Tuesday, November 8, 2016

‘Do You Speak Urals?’ – and Other Signs of the Rise of Multiple Russian Languages



Paul Goble

            Staunton, November 8 – Vladimir Putin has made the Russian language the unifying center of his vision of the Russian nation and the Russian world, but the appearance of multiple Russian languages or dialects is very much a fact of life, something “one can love or hate but cannot possibly be indifferent to,” according to one linguist

            A web portal in the Urals says that the Urals dialect of Russia is sufficiently distinct that those who do not know it may have difficulty making purchases in stores there, arranging to meet with others, or even carrying on conversations about nominally every day matters and has offered its visitors a test to determine how well they “speak” Urals (ural.ulmart.ru/).

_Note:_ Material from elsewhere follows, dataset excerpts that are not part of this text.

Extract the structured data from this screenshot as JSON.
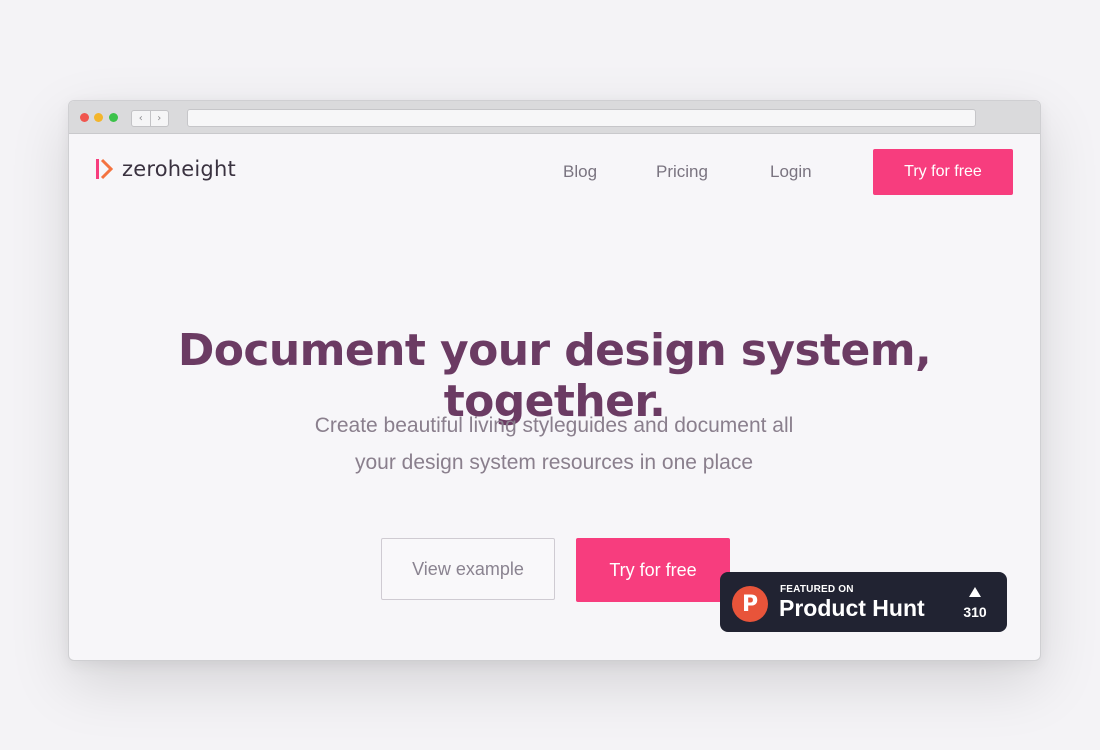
{
  "brand": {
    "name": "zeroheight",
    "accent": "#f73d7e",
    "title_color": "#6b3b63"
  },
  "nav": {
    "links": [
      "Blog",
      "Pricing",
      "Login"
    ],
    "cta": "Try for free"
  },
  "hero": {
    "title": "Document your design system, together.",
    "subtitle": "Create beautiful living styleguides and document all your design system resources in one place",
    "secondary_button": "View example",
    "primary_button": "Try for free"
  },
  "product_hunt": {
    "featured": "FEATURED ON",
    "name": "Product Hunt",
    "logo_letter": "P",
    "votes": "310"
  },
  "browser": {
    "back_icon": "chevron-left-icon",
    "forward_icon": "chevron-right-icon"
  }
}
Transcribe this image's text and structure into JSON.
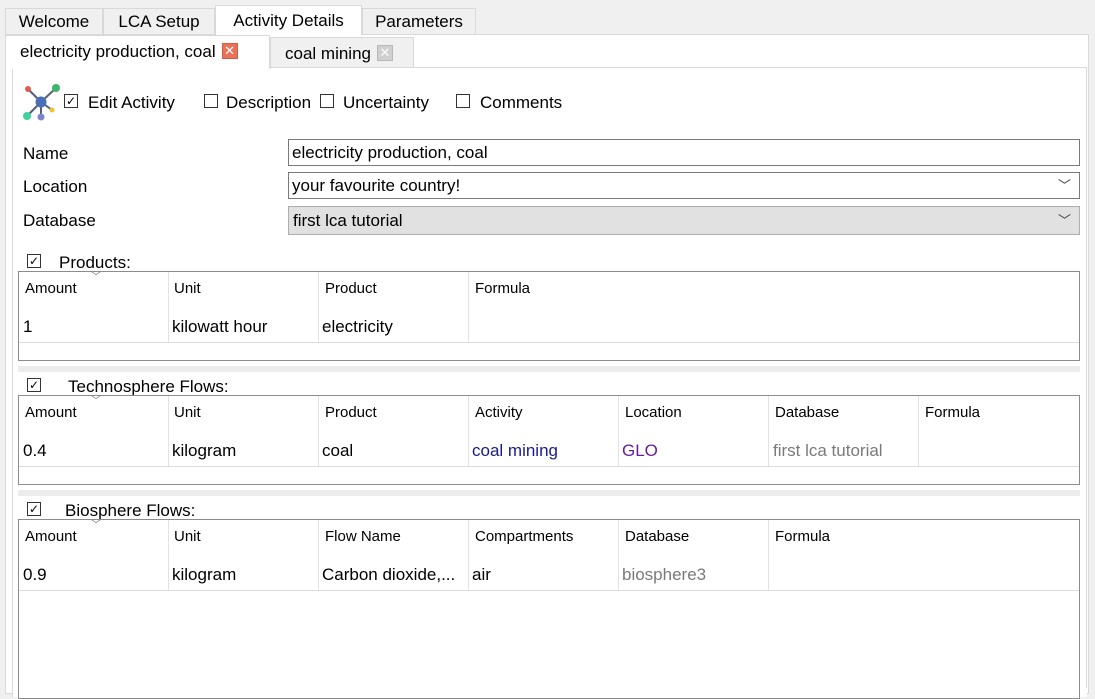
{
  "top_tabs": [
    {
      "label": "Welcome",
      "active": false
    },
    {
      "label": "LCA Setup",
      "active": false
    },
    {
      "label": "Activity Details",
      "active": true
    },
    {
      "label": "Parameters",
      "active": false
    }
  ],
  "activity_tabs": [
    {
      "label": "electricity production, coal",
      "active": true,
      "close_icon": "close-icon-red"
    },
    {
      "label": "coal mining",
      "active": false,
      "close_icon": "close-icon-grey"
    }
  ],
  "toolbar": {
    "app_icon": "graph-network-icon",
    "checkboxes": [
      {
        "label": "Edit Activity",
        "checked": true
      },
      {
        "label": "Description",
        "checked": false
      },
      {
        "label": "Uncertainty",
        "checked": false
      },
      {
        "label": "Comments",
        "checked": false
      }
    ]
  },
  "form": {
    "name_label": "Name",
    "name_value": "electricity production, coal",
    "location_label": "Location",
    "location_value": "your favourite country!",
    "database_label": "Database",
    "database_value": "first lca tutorial"
  },
  "products": {
    "title": "Products:",
    "checked": true,
    "columns": [
      "Amount",
      "Unit",
      "Product",
      "Formula"
    ],
    "rows": [
      {
        "amount": "1",
        "unit": "kilowatt hour",
        "product": "electricity",
        "formula": ""
      }
    ]
  },
  "technosphere": {
    "title": "Technosphere Flows:",
    "checked": true,
    "columns": [
      "Amount",
      "Unit",
      "Product",
      "Activity",
      "Location",
      "Database",
      "Formula"
    ],
    "rows": [
      {
        "amount": "0.4",
        "unit": "kilogram",
        "product": "coal",
        "activity": "coal mining",
        "location": "GLO",
        "database": "first lca tutorial",
        "formula": ""
      }
    ]
  },
  "biosphere": {
    "title": "Biosphere Flows:",
    "checked": true,
    "columns": [
      "Amount",
      "Unit",
      "Flow Name",
      "Compartments",
      "Database",
      "Formula"
    ],
    "rows": [
      {
        "amount": "0.9",
        "unit": "kilogram",
        "flow_name": "Carbon dioxide,...",
        "compartments": "air",
        "database": "biosphere3",
        "formula": ""
      }
    ]
  },
  "colors": {
    "link_blue": "#1a1a8c",
    "link_purple": "#6b1a9c",
    "muted": "#7a7a7a",
    "close_red": "#e8735a"
  }
}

            More significantly and intriguingly, linguistics expert Maksim Krongauz argues that the emergence of such regional variations is an example of glocalization, the process by which globalization as produced by the Internet is generating localism in response. It is a process he welcomes but many may not (snob.ru/selected/entry/116140).

            Indeed, he says, “the more Russian languages there are, the better it will be for the Russian language,” a view that Putin and his ministers of culture and education among others almost certainly would dissent from especially if such “Russian languages” increasingly lead their speakers to distance themselves from Moscow.

            Russians like everyone else now find themselves in “completely new circumstances” thanks to the Internet which is having an unprecedented impact on language. “Many languages are changing” and in a similar direction: there is an ever smaller gap between written and oral speech. That has the effect of increasing diversity and reducing uniformity.

            In his 2007 book, “The Russian Language on the Edge of a Nervous Breakdown,” Kongrauz argued that this should not disturb anyone because “rumors about the rapid death of Russian are strongly exaggerated.” But what is emerging is something new with both pleasing and displeasing aspects.

            He says that as a linguist, he is pleased to have all this new material to study but that as a speaker of Russian, he is sometimes horrified by the kind of language that is emerging out of slang or vulgar expressions – and by the speed with which the Internet promotes the acceptance of these as almost standard speech.

            Within a single generation, he continues, there can now be quite significant distancing of one group of speakers of a language from another, a pace never before encountered in human history.  But that is a good thing, if one accepts it in a critical way. “The Russian language now is at a stage of unusual flourishing,” Krongauz says.

            That it is reflects the appearance “of new variants of the Russian language.”  As a result, everyone should recognize and welcome the fact that “the greater number of variants there are, the more Russian languages there appear, the better the Russian language will feel” and the longer it will survive.